In a twinkling he had vanished. No loving smile, no brass buttons – just a hushed and empty glade. Yet still she felt something – the sun burning on her face, the secret graze on her soul of Jack having stood right before her.
‘Haere, e taku hoa,’ she chanted, and the old lingo was like sweet fruit on her lips. ‘Go, oh my friend,’ she whispered. Standing up, she turned to leave. At the edge of the glade she stopped, facing the silhouette of the Hall, standing black-gabled and curlicued against the damson sky. Its bulk recalled the prison where she had first sunk into despair, and the Bailey where she had been sentenced; both of them full of stony men, with unjust power over the likes of her. It’s always the Devil dancing beneath the judge’s wig, Aunt Charlotte had said, and so she had found it. Like a Catholic reaching for a rosary, she felt in her bodice and found the Penny Heart. The outlines of the words were rough to her fingertips: ‘I swear on this heart to find you one day . . .’
Though the music of the pipe had left her as soft as a moonstruck girl, the Penny Heart could always be relied upon to fortify her. Tonight it felt as hard and heavy as a convict’s deadweight, those hunks of iron that kept a body tethered to a few miserable feet of earth. Eyeing the Hall, bitterness ran soot-black through her veins. These people with their landed estates knew nothing of the punch-gut of starvation. Damn their eyes, their one-sided laws and their righteous airs, their always getting what they wanted. She wished on them a hundred times her own pain. She wished on them a dose of h
er own corroding hurt, like the acid that had long since scarred her own steely heart.
13
Delafosse Hall
September 1792
~ Cherry Trifle ~
Put macaroons and dry cherries in a dish; pour over as much white wine as they will drink. Take a quart of cream and put in as much sugar as will make it sweet. Put your cream into a pot, mill it to a strong froth, lay as much froth upon a sieve as will fill the trifle dish. Put the remainder of your cream in a pan with a stick of cinnamon, the yolks of four eggs well beaten and sugar to your taste. Set them over a gentle fire, stir it one way till it is thick, and pour it upon your macaroons. When it is cold put upon it your frothed cream. Lay upon it sweetmeats, comfits and flowers as you have them.
Mother Eve’s Secrets
Like a polite acquaintance, Michael stayed just beyond my reach. That first night at the George he sat beside me, praising the roast beef and claret, the quick servants, and the roaring fire. ‘The currant tart is excellent here – is it not, Grace?’ He ate heartily, his eyes half-closed with pleasure.
I nodded, though to me it tasted like sawdust.
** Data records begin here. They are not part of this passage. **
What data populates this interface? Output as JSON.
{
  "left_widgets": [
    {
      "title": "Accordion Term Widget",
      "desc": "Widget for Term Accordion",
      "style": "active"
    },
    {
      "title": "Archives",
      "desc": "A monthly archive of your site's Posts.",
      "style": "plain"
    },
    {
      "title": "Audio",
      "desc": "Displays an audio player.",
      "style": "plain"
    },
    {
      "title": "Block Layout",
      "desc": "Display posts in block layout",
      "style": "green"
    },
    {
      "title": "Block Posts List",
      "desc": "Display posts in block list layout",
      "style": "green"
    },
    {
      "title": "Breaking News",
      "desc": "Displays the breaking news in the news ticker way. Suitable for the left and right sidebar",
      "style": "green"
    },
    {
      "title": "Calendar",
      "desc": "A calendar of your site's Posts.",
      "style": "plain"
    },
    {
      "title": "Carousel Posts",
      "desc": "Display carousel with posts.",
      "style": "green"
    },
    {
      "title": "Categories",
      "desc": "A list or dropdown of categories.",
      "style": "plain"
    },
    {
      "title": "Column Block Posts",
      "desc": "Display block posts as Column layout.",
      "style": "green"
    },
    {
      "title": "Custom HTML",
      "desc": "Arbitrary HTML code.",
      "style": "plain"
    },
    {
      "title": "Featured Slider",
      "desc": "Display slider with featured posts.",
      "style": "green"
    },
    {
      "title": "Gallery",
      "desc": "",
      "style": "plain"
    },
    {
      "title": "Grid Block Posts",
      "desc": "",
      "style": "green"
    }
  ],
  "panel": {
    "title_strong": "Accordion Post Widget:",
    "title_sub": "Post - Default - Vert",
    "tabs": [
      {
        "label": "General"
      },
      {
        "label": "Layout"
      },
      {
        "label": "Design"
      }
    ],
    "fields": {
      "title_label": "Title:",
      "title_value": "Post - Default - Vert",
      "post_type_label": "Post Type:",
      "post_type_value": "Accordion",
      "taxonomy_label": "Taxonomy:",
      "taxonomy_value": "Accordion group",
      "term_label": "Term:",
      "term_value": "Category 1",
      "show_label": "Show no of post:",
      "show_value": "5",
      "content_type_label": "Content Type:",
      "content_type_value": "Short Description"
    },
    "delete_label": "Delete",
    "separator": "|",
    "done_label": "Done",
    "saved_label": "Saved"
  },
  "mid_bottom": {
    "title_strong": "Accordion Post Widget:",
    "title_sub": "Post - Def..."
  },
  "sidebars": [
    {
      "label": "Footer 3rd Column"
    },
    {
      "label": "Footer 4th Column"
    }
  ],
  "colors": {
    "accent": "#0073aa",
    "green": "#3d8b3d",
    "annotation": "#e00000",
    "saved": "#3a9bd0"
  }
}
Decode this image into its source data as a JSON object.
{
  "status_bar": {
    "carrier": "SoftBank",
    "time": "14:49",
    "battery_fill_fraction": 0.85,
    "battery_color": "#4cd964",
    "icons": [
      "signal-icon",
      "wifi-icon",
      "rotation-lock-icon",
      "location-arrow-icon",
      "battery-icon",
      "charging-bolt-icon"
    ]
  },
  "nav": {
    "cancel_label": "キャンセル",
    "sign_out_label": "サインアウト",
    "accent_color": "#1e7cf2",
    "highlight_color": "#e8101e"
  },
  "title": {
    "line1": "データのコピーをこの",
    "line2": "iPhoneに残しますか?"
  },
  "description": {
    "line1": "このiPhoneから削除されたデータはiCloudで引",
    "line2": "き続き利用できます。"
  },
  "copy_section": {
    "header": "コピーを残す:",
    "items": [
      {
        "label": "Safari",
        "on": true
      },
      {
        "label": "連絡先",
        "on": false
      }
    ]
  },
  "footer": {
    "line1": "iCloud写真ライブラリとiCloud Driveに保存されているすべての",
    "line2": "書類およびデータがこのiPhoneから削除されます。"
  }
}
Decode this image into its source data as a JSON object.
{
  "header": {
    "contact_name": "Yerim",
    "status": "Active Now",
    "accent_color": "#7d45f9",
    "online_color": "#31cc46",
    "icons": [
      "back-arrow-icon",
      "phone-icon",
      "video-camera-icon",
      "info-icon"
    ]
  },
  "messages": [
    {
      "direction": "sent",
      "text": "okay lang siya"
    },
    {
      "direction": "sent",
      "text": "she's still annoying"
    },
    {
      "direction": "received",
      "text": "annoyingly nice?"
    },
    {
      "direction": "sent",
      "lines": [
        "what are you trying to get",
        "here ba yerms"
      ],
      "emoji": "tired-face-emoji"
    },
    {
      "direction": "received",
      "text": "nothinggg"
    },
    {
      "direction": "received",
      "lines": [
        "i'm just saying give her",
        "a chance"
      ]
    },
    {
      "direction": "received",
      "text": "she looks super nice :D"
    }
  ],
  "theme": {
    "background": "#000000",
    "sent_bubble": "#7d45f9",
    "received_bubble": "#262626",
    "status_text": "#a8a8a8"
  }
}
All evening the inn’s comforts were paraded before me until I felt stung with reproach. I longed for privacy, but Michael plunged into boisterous company: men whose glassy eyes slid instantly over my shoulder to something more interesting. Skirving, the architect, I disliked at once, and Dicey the engineer too, both of whom I feared might dupe us, so evasive were their answers to straightforward questions. When I asked them what crisis had occurred the previous evening, they of course looked at me like an idiot. As the evening progressed Michael went to drink beside them and I sat alone and resentful. At ten o’clock I tapped Michael’s shoulder and told him I wished to retire. He bade me a hearty goodnight, barely sparing me a glance from a hectic card game. So flushed and happy did he look that I wondered if he were performing an act to discomfit me. But no – he was merely being Michael, seeking respite from himself in drink and company. I wondered how I could endure the life that stretched before me. And I had paid – for that was how I perceived it – one thousand pounds to be treated like this.